Daniel, prisioneiro na corte da Babilônia, viu impérios nascendo e desabando num desenho exato, e a Pérsia estava bem no centro dele. Ezequiel foi mais longe ainda: descreveu uma aliança de povos do norte e do oriente marchando junta, e cravou a Pérsia pelo nome próprio nessa coligação. Eu não vou te enganar dizendo que a manchete de hoje é o versículo se cumprindo diante dos seus olhos. Eu estou dizendo algo que é mais difícil de engolir: o nome do país que está exatamente no centro da maior tensão do nosso tempo foi escrito, em letra de profeta, antes do mundo moderno existir. Quem acerta um nome desses com dois mil e quinhentos anos de antecedência não chutou. Ele leu um padrão que insiste em se repetir, e você está vivendo dentro dele agora.

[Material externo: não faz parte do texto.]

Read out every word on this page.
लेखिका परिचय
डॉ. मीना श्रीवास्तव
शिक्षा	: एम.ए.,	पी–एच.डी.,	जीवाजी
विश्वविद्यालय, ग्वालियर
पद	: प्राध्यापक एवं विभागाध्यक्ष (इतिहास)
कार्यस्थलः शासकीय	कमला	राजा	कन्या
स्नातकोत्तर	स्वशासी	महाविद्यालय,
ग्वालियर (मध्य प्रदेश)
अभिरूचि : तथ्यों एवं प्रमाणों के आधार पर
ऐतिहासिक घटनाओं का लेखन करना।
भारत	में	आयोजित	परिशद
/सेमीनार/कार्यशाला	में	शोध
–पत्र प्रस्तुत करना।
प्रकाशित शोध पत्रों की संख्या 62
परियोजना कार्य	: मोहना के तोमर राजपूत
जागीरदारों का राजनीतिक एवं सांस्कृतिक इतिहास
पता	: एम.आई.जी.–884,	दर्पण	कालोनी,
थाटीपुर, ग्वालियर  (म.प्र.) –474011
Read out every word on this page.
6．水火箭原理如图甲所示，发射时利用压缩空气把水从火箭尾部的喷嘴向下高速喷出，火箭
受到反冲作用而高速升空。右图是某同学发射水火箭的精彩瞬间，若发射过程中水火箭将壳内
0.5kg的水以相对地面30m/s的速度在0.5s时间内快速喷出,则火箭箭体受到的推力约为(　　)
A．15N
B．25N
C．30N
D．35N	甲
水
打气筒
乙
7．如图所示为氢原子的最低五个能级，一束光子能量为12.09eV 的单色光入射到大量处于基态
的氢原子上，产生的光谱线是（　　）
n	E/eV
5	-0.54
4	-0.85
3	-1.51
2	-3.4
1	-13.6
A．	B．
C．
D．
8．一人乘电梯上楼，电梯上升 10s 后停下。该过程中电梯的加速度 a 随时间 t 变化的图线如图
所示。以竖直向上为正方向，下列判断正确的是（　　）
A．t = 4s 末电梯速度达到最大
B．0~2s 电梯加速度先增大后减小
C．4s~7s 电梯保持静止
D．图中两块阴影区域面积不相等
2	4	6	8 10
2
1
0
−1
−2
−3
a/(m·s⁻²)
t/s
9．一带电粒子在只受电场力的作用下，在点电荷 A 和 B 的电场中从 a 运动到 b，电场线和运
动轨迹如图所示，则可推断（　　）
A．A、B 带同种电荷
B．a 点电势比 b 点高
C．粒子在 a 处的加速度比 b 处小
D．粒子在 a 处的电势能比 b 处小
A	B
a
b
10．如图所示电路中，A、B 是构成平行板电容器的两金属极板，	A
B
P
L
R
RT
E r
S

"…Pérsia, Cuxe e Pute com eles…", Ezequiel 38:5
Então toma a previsão seca, sem floreio, do jeito que tem que ser dita: enquanto Ormuz for o cano e o dólar for o trono, cada nova crise no Irã vai empurrar o preço da sua energia pra cima, e a briga interna do hegemon vai continuar sendo despejada no mundo como tensão externa. Isso não é palpite de tarô. É vetor, é a seta apontando pra onde a coisa vai. Mas todo modelo honesto carrega a única variável capaz de rasgá-lo, e eu não vou esconder de você: se outro cano abrir (uma rota por terra, um gargalo novo, uma energia que não dependa daquela rachadura de mar) ou se o petróleo deixar de ser cobrado só em dólar, o tabuleiro inteiro vira de cabeça pra baixo, e a Pérsia perde o centro do palco. Quem te vende profecia com dia, mês e hora marcada está enfiando a mão no seu bolso. Eu te entrego o mecanismo funcionando na sua frente, e ainda te aponto o lugar exato onde ele pode falhar. Essa é a diferença entre decodificar e adivinhar. Uma te liberta. A outra te prende.

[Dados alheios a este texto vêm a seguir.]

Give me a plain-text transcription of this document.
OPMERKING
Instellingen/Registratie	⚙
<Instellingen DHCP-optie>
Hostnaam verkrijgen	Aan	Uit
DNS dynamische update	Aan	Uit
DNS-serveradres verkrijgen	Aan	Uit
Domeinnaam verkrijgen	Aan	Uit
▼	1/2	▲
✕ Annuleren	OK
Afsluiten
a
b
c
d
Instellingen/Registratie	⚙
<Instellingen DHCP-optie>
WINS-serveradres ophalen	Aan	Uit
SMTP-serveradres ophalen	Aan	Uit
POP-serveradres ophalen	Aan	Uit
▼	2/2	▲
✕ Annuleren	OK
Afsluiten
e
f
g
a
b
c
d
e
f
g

Vou ser brutalmente honesto com você, porque honestidade é a única coisa que vale a pena vender: eu não sei o dia, não sei a hora, e não vou inventar pra você uma data nem um ataque que não aconteceu só pra te deixar com o coração na mão. A briga que te empacotaram com o laço de "ódio de religião" é, lá no osso, sobre quem controla a torneira do petróleo e quem se senta no trono do dólar, dentro de um império que apodrece por dentro e vomita a própria doença pra fora. E o país plantado no centro exato dessa torneira carrega um nome que um profeta cravou no papel antes de existir bomba de gasolina no planeta. Isso não é coincidência confortável. Isso é um padrão te encarando.
Agora a pergunta que importa, a única que mexe com você de verdade no fundo do peito: o que essa máquina faz com gente como você e eu? Ela transforma povos inteiros em refém de um cano e de uma moeda que eles nunca tiveram nas mãos. E presta muita atenção aqui, porque é onde tudo se decide: eu não acuso o povo do Irã, nem o povo americano, nem ninguém pela fé que carrega no peito. Eles são reféns disso tanto quanto você é. O dedo aponta pra cima, sempre pra cima, pros donos do cano, pros donos do dólar, pros que enchem o cofre toda vez que o mundo treme de medo. Não foi Deus quem montou esse jogo sujo. Foi o homem, no dia em que trocou o sentido pela cobiça. Mas Ele avisou, escreveu o nome no roteiro com séculos de antecedência, e a porta ainda está aberta pra quem decide enxergar. "Coincidência" é a palavra que te entregam pra você parar de perguntar e voltar a dormir. Eu prefiro que você acorde e pergunte. Então quando a próxima manchete do Irã subir o preço do seu pão, olha pro espelho e me responde, sem mentir pra si mesmo: você ainda acha mesmo que isso é sobre religião?